While digital skills are set to gain importance in business in the coming years, the job market still needs to solve the current shortage. In addition to increasing the demand for IT skills, the digital transformation of the past two years has also left people with less technical backgrounds struggling with new tools.
According to a BVA survey on the state of mind of the French towards digital, if they welcome the advantages it brings, such as simplification (35%) and daily opportunities (29%), however, they are 52% cited a negative qualifier: 28% feel a form of complexity in the face of this technology, and 17% even experience exasperation.
Thus testifying to a somewhat ambivalent relationship with digital. The talent shortage has been a reality for the past ten years, but the phenomenon continues to accelerate as the job market changes. According to a study by Robert Half, 66% of recruiters believe finding qualified employees is likely to be a real challenge by 2024.
These elements highlight the need for employees to constantly develop their existing skills, whose attractiveness on the labor market would last, on average, about five years. The idea for organizations is not to recruit new talent by neglecting the potential of their existing employees. Above all, companies must consider this an opportunity to offer their staff access to training and development programs to make their profiles more attractive over time.
A Digital Mentality
Digital has probably risen further in the ranks of leaders’ priorities in the wake of the pandemic.
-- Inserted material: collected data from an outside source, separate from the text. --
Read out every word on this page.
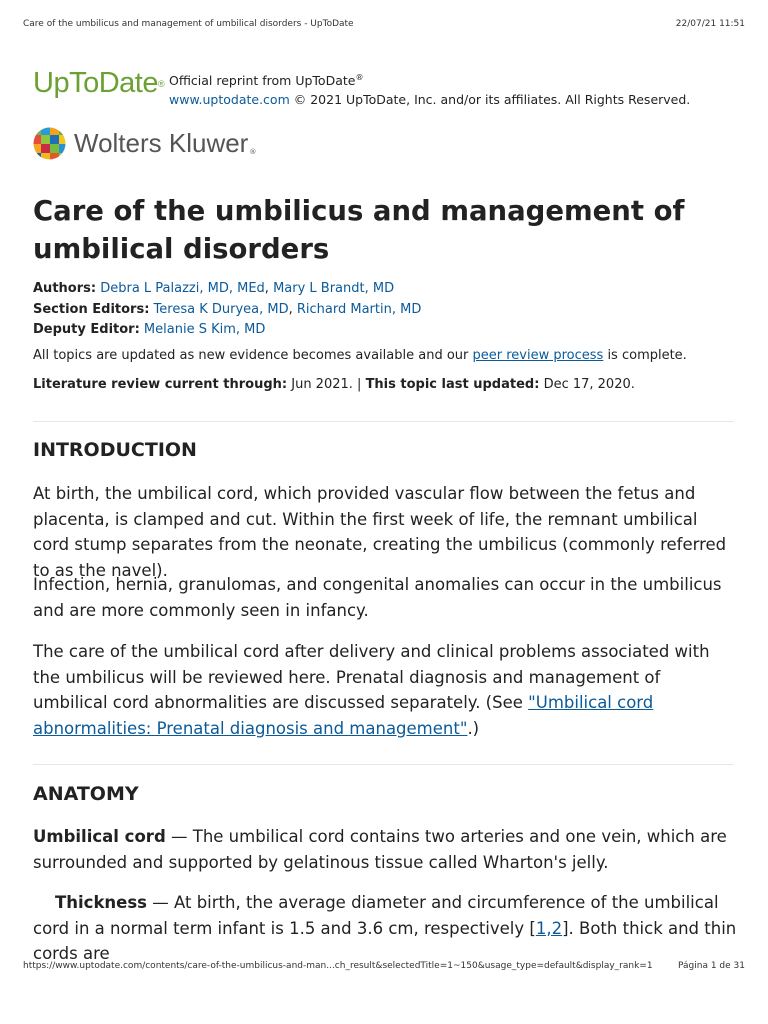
Care of the umbilicus and management of umbilical disorders - UpToDate	22/07/21 11:51
UpToDate® Official reprint from UpToDate®
www.uptodate.com © 2021 UpToDate, Inc. and/or its affiliates. All Rights Reserved.
Wolters Kluwer ®
Care of the umbilicus and management of umbilical disorders
Authors: Debra L Palazzi, MD, MEd, Mary L Brandt, MD
Section Editors: Teresa K Duryea, MD, Richard Martin, MD
Deputy Editor: Melanie S Kim, MD
All topics are updated as new evidence becomes available and our peer review process is complete.
Literature review current through: Jun 2021. | This topic last updated: Dec 17, 2020.
INTRODUCTION

At birth, the umbilical cord, which provided vascular flow between the fetus and placenta, is clamped and cut. Within the first week of life, the remnant umbilical cord stump separates from the neonate, creating the umbilicus (commonly referred to as the navel).

Infection, hernia, granulomas, and congenital anomalies can occur in the umbilicus and are more commonly seen in infancy.

The care of the umbilical cord after delivery and clinical problems associated with the umbilicus will be reviewed here. Prenatal diagnosis and management of umbilical cord abnormalities are discussed separately. (See "Umbilical cord abnormalities: Prenatal diagnosis and management".)

ANATOMY

Umbilical cord — The umbilical cord contains two arteries and one vein, which are surrounded and supported by gelatinous tissue called Wharton's jelly.

Thickness — At birth, the average diameter and circumference of the umbilical cord in a normal term infant is 1.5 and 3.6 cm, respectively [1,2]. Both thick and thin cords are

https://www.uptodate.com/contents/care-of-the-umbilicus-and-man...ch_result&selectedTitle=1~150&usage_type=default&display_rank=1	Página 1 de 31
While laudable, this drive to provide their people with the right tools to work faster and smarter often results in an over-focus on the digital part of the equation at the expense of the transformation part.
However, generally, the failures of transition projects are not due to destructive technologies and a lack of enthusiasm on the part of employees but instead to the fact that companies need to invest in the training of their workforce. , who end up with advanced technologies that they are unable to master.
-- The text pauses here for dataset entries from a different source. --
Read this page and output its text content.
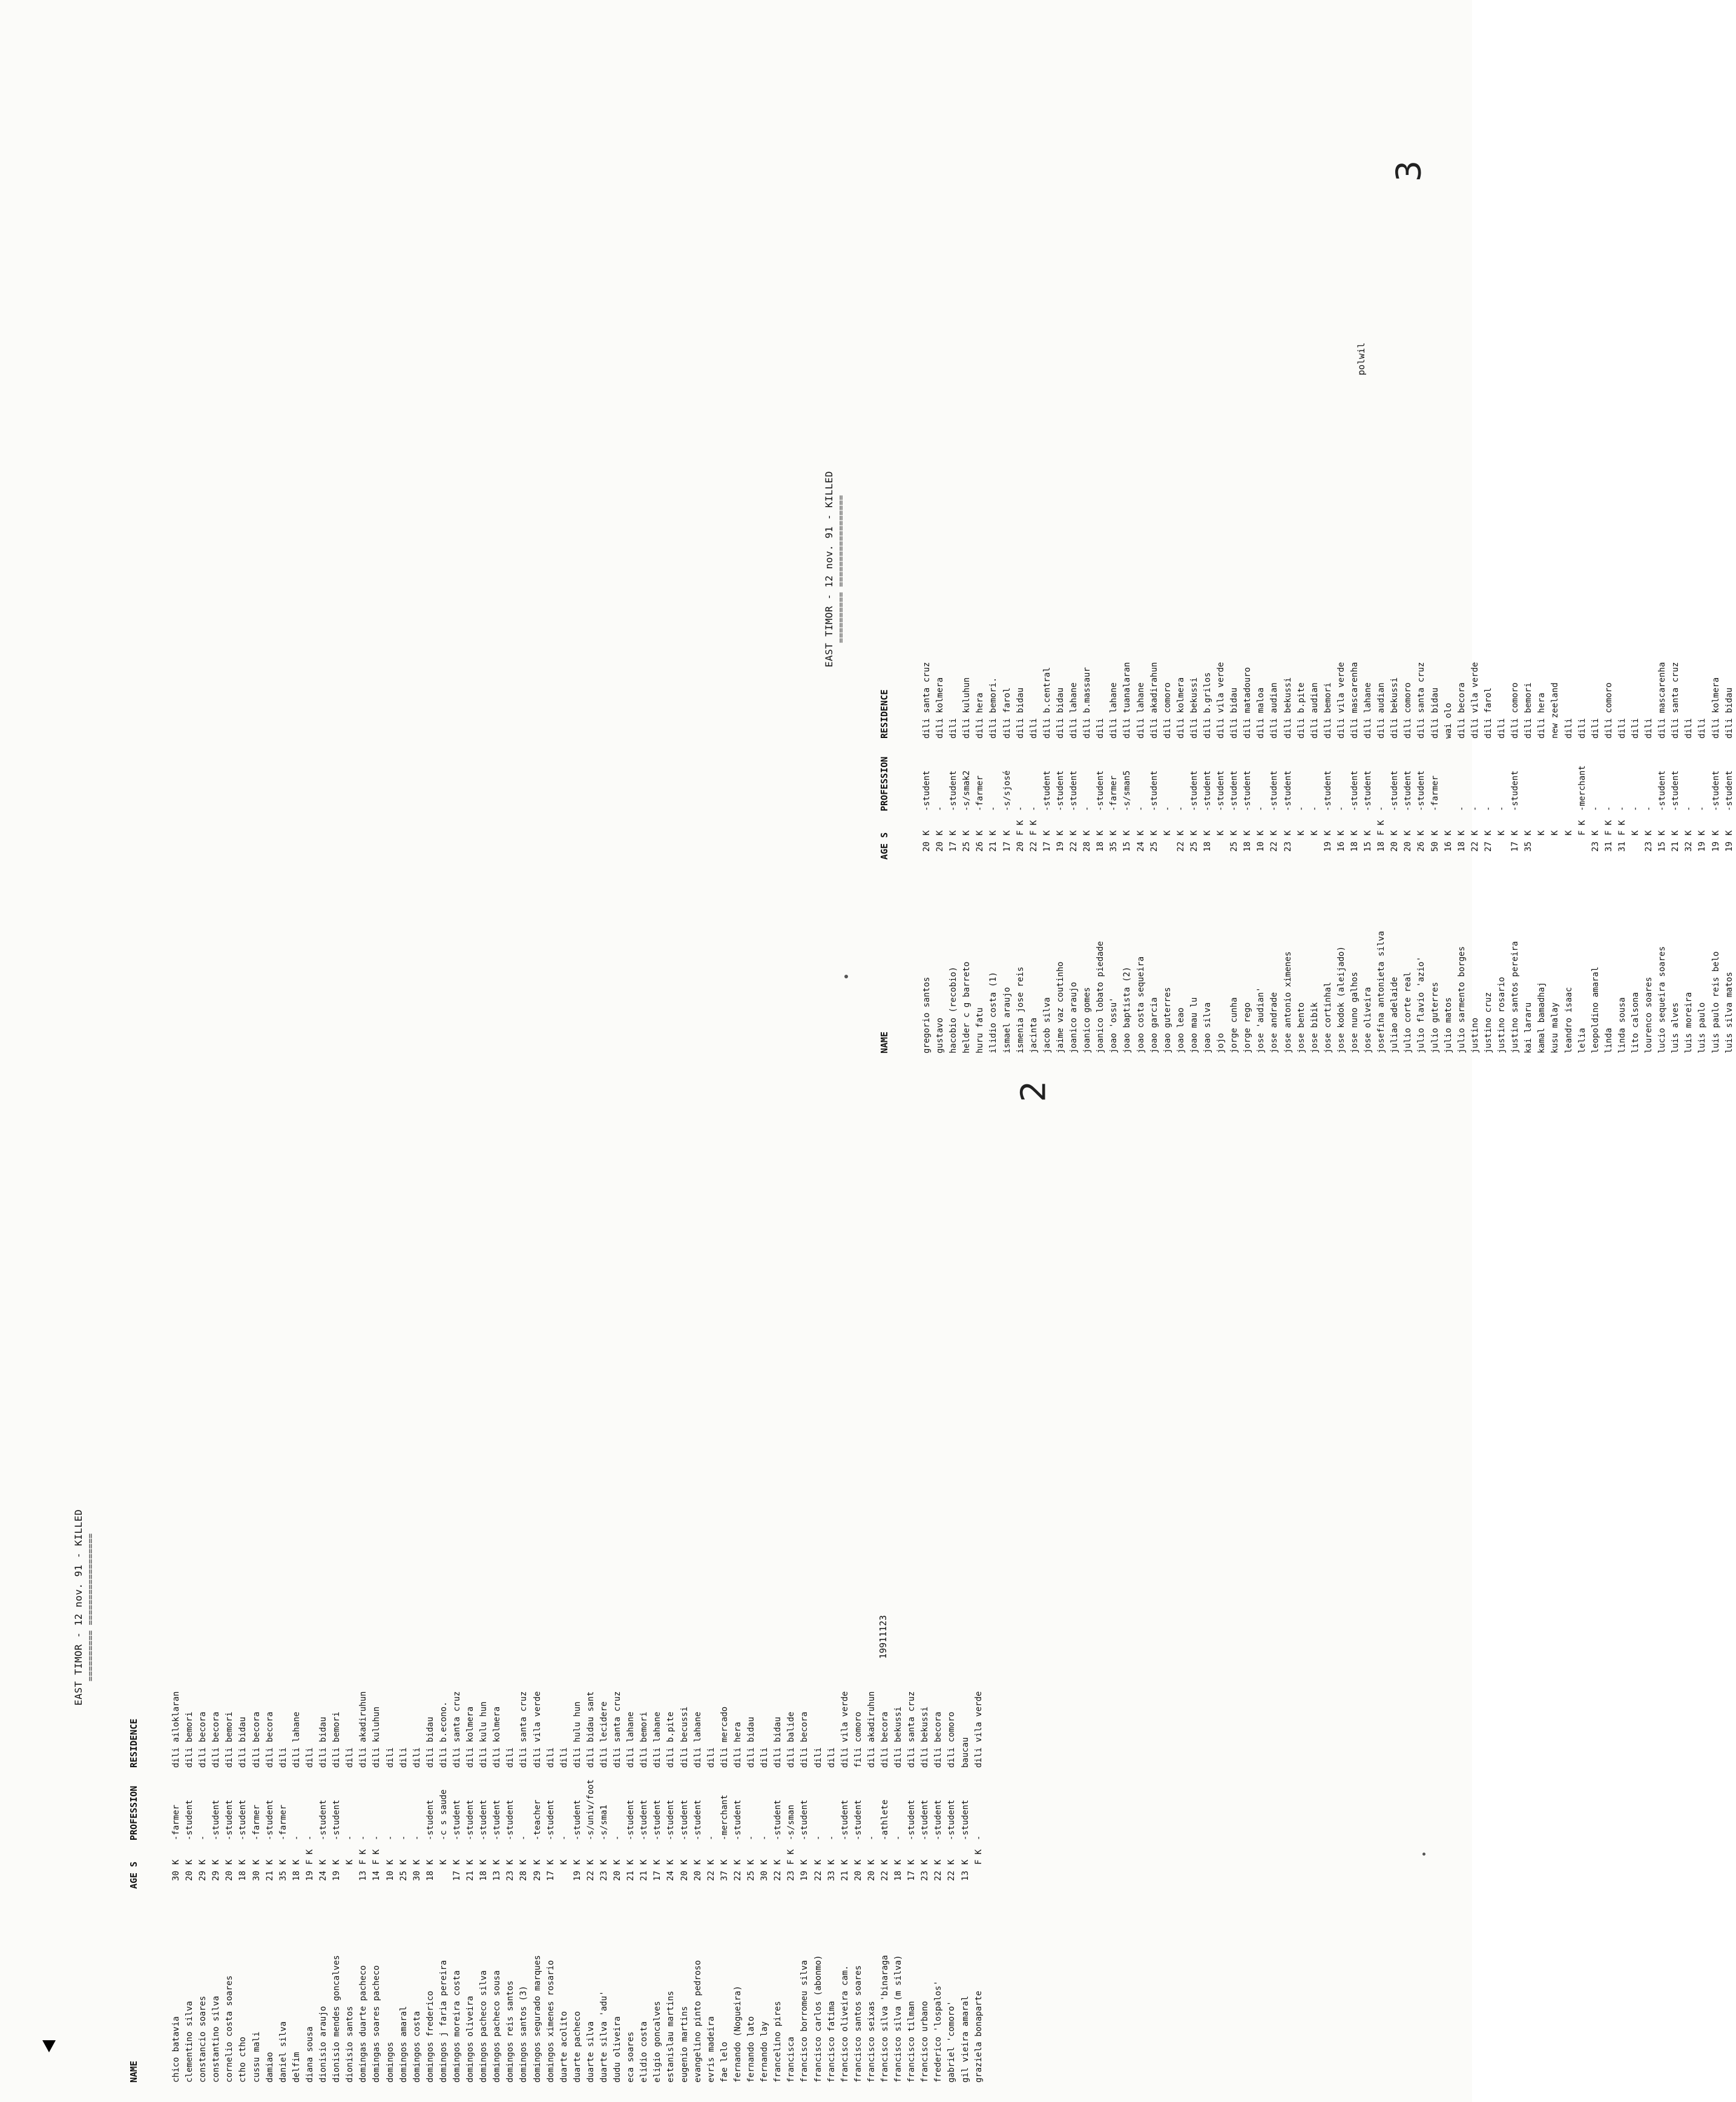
2
3
EAST TIMOR - 12 nov. 91 - KILLED ========== ==================
NAME
AGE S
PROFESSION
RESIDENCE
chico batavia
30
K
-farmer
dili ailoklaran
clementino silva
20
K
-student
dili bemori
constancio soares
29
K
-
dili becora
constantino silva
29
K
-student
dili becora
cornelio costa soares
20
K
-student
dili bemori
ctho ctho
18
K
-student
dili bidau
cussu mali
30
K
-farmer
dili becora
damiao
21
K
-student
dili becora
daniel silva
35
K
-farmer
dili
delfim
18
K
-
dili lahane
diana sousa
19
F K
-
dili
dionisio araujo
24
K
-student
dili bidau
dionisio mendes goncalves
19
K
-student
dili bemori
dionisio santos
K
-
dili
domingas duarte pacheco
13
F K
-
dili akadiruhun
domingas soares pacheco
14
F K
-
dili kuluhun
domingos
10
K
-
dili
domingos amaral
25
K
-
dili
domingos costa
30
K
-
dili
domingos frederico
18
K
-student
dili bidau
domingos j faria pereira
K
-c s saude
dili b.econo.
domingos moreira costa
17
K
-student
dili santa cruz
domingos oliveira
21
K
-student
dili kolmera
domingos pacheco silva
18
K
-student
dili kulu hun
domingos pacheco sousa
13
K
-student
dili kolmera
domingos reis santos
23
K
-student
dili
domingos santos (3)
28
K
-
dili santa cruz
domingos segurado marques
29
K
-teacher
dili vila verde
domingos ximenes rosario
17
K
-student
dili
duarte acolito
K
-
dili
duarte pacheco
19
K
-student
dili hulu hun
duarte silva
22
K
-s/univ/foot
dili bidau sant
duarte silva 'adu'
23
K
-s/sma1
dili lecidere
dudu oliveira
20
K
-
dili santa cruz
eca soares
21
K
-student
dili lahane
elidio costa
21
K
-student
dili bemori
eligio goncalves
17
K
-student
dili lahane
estanislau martins
24
K
-student
dili b.pite
eugenio martins
20
K
-student
dili becussi
evangelino pinto pedroso
20
K
-student
dili lahane
evris madeira
22
K
-
dili
fae lelo
37
K
-merchant
dili mercado
fernando (Nogueira)
22
K
-student
dili hera
fernando lato
25
K
-
dili bidau
fernando lay
30
K
-
dili
francelino pires
22
K
-student
dili bidau
francisca
23
F K
-s/sman
dili balide
francisco borromeu silva
19
K
-student
dili becora
francisco carlos (abonmo)
22
K
-
dili
francisco fatima
33
K
-
dili
francisco oliveira cam.
21
K
-student
dili vila verde
francisco santos soares
20
K
-student
fili comoro
francisco seixas
20
K
-
dili akadiruhun
francisco silva 'binaraga
22
K
-athlete
dili becora
francisco silva (m silva)
18
K
-
dili bekussi
francisco tilman
17
K
-student
dili santa cruz
francisco urbano
23
K
-student
dili bekussi
frederico 'lospalos'
22
K
-student
dili becora
gabriel 'comoro'
22
K
-student
dili comoro
gil vieira amaral
13
K
-student
baucau
graziela bonaparte
F K
-
dili vila verde
19911123
EAST TIMOR - 12 nov. 91 - KILLED ========== ==================
NAME
AGE S
PROFESSION
RESIDENCE
gregorio santos
20
K
-student
dili santa cruz
gustavo
20
K
-
dili kolmera
hacobio (recobio)
17
K
-student
dili
helder c g barreto
25
K
-s/smak2
dili kuluhun
huru fatu
26
K
-farmer
dili hera
ilidio costa (1)
21
K
-
dili bemori.
ismael araujo
17
K
-s/sjosé
dili farol
ismenia jose reis
20
F K
-
dili bidau
jacinta
22
F K
-
dili
jacob silva
17
K
-student
dili b.central
jaime vaz coutinho
19
K
-student
dili bidau
joanico araujo
22
K
-student
dili lahane
joanico gomes
28
K
-
dili b.massaur
joanico lobato piedade
18
K
-student
dili
joao 'ossu'
35
K
-farmer
dili lahane
joao baptista (2)
15
K
-s/sman5
dili tuanalaran
joao costa sequeira
24
K
-
dili lahane
joao garcia
25
K
-student
dili akadirahun
joao guterres
K
-
dili comoro
joao leao
22
K
-
dili kolmera
joao mau lu
25
K
-student
dili bekussi
joao silva
18
K
-student
dili b.grilos
jojo
K
-student
dili vila verde
jorge cunha
25
K
-student
dili bidau
jorge rego
18
K
-student
dili matadouro
jose 'audian'
10
K
-
dili maloa
jose andrade
22
K
-student
dili audian
jose antonio ximenes
23
K
-student
dili bekussi
jose bento
K
-
dili b.pite
jose bibik
K
-
dili audian
jose cortinhal
19
K
-student
dili bemori
jose kodok (aleijado)
16
K
-
dili vila verde
jose nuno galhos
18
K
-student
dili mascarenha
jose oliveira
15
K
-student
dili lahane
josefina antonieta silva
18
F K
-
dili audian
juliao adelaide
20
K
-student
dili bekussi
julio corte real
20
K
-student
dili comoro
julio flavio 'azio'
26
K
-student
dili santa cruz
julio guterres
50
K
-farmer
dili bidau
julio matos
16
K
wai olo
julio sarmento borges
18
K
-
dili becora
justino
22
K
-
dili vila verde
justino cruz
27
K
-
dili farol
justino rosario
K
-
dili
justino santos pereira
17
K
-student
dili comoro
kai lararu
35
K
dili bemori
kamal bamadhaj
K
dili hera
kusu malay
K
new zeeland
leandro isaac
K
dili
lelia
F K
-merchant
dili
leopoldino amaral
23
K
-
dili
linda
31
F K
-
dili comoro
linda sousa
31
F K
-
dili
lito calsona
K
-
dili
lourenco soares
23
K
-
dili
lucio sequeira soares
15
K
-student
dili mascarenha
luis alves
21
K
-student
dili santa cruz
luis moreira
32
K
-
dili
luis paulo
19
K
-
dili
luis paulo reis belo
19
K
-student
dili kolmera
luis silva matos
19
K
-student
dili bidau
polwil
Even the best technologies in the world have no value in the hands of insufficiently qualified users. By training their employees to master innovative tools and services, companies will make them more autonomous and enable them to develop new skills. These employees can sometimes discover creative ways to use these tools and find new use cases to speed up their processes and improve collaboration. This is a very example of a scenario where everyone’s a winner!
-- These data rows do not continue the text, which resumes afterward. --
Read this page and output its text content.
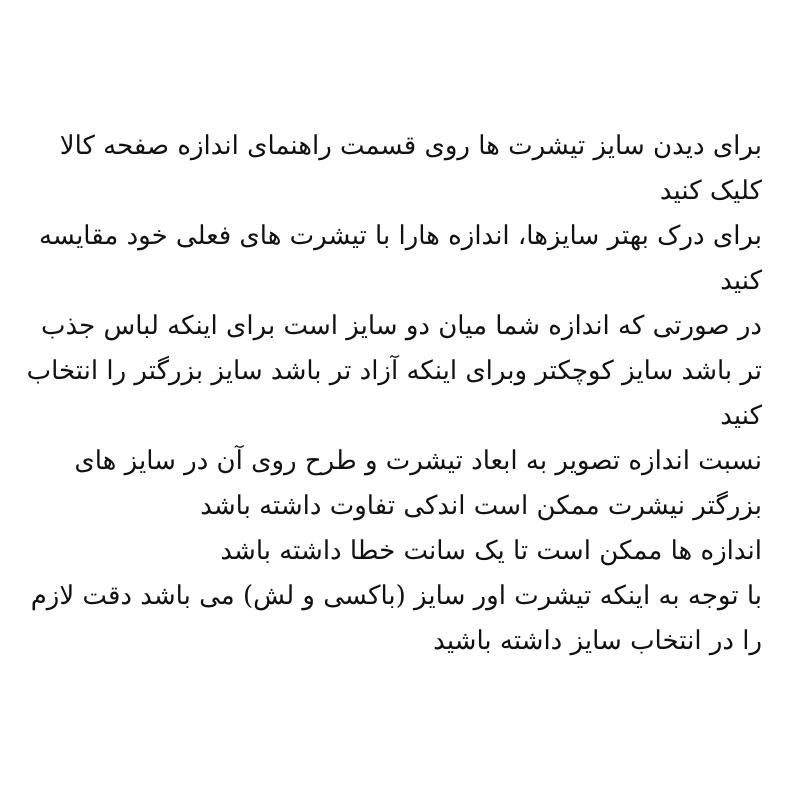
برای دیدن سایز تیشرت ها روی قسمت راهنمای اندازه صفحه کالا
کلیک کنید
برای درک بهتر سایزها، اندازه هارا با تیشرت های فعلی خود مقایسه
کنید
در صورتی که اندازه شما میان دو سایز است برای اینکه لباس جذب
تر باشد سایز کوچکتر وبرای اینکه آزاد تر باشد سایز بزرگتر را انتخاب
کنید
نسبت اندازه تصویر به ابعاد تیشرت و طرح روی آن در سایز های
بزرگتر نیشرت ممکن است اندکی تفاوت داشته باشد
اندازه ها ممکن است تا یک سانت خطا داشته باشد
با توجه به اینکه تیشرت اور سایز (باکسی و لش) می باشد دقت لازم
را در انتخاب سایز داشته باشید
Whether it seeks to innovate by adopting new practices or to optimize its operations, the organization must ensure that digital is at the heart of all its activities. With such a mentality, companies can train their employees with less technical profiles so that they can collaborate with qualified IT specialists. This requires training existing staff to use approved platforms (e.g., no-code / low-code) to develop business applications instead of turning to solutions that have yet to be validated beforehand.
Such platforms help companies accelerate their digital transformation initiatives by enabling more citizen developers with no particular experience in technology to collaborate with IT professionals to develop professional applications. With this approach, there is no longer any need for qualified IT personnel to have additional business expertise in a specific field of activity.
The organization provides its business users with the tools and skills to design solutions. This solves the problem of the need for more available software developers and promotes better collaboration between departments, thus improving the company’s overall performance.
Support Your Workforce With Low-Code
Armed with low-code tools, business users can now help their organization adapt to the growing demand for solutions as digital technologies rapidly transform business. Indeed, these platforms make it possible to digitize processes and find new ways of carrying out daily operations more quickly than with traditional development processes.
Business users can thus become more involved in digital transformation projects. All of this is especially important given the tendency among contemporary employees to solve their business problems with data and practicality. Most employees now want to participate in activities that create real value for the company and thus make their efforts more relevant. This need is also significant enough in their eyes to justify a departure if this opportunity is missed.
Using low-code platforms, companies can create an environment open to everyone’s ideas and send a message that demonstrates the willingness of leaders to work hand in hand with their employees. Now able to design solutions via a dedicated development platform, business users have more say in the areas or situations where digitalization could benefit their organization.
With low code, IT teams can also increase their productivity and efficiency since they no longer have to engage in lesser development tasks constantly. On a practical level, users generally only need a little programming expertise to run or create applications on these platforms since they essentially use a visual interface that allows them to design tools or solutions by simply moving components with a mouse. Therefore, IT teams are under less intense pressure and can focus on more complex projects.
Thanks to citizen developers, organizations can now take transformation initiatives without increasing the pressure on their IT teams and thus increase the satisfaction rate of their staff (technical or not). By providing them with low-code tools, they offer them the possibility of designing applications and software that are useful for their daily activities.
For these organizations, it’s one of the best ways to retain talent in a world where contributing something significant and relevant matters more than compensation. Using low-code tools to support the retraining or training of existing talent provides them with an opportunity to address the short- and long-term digital skills shortage.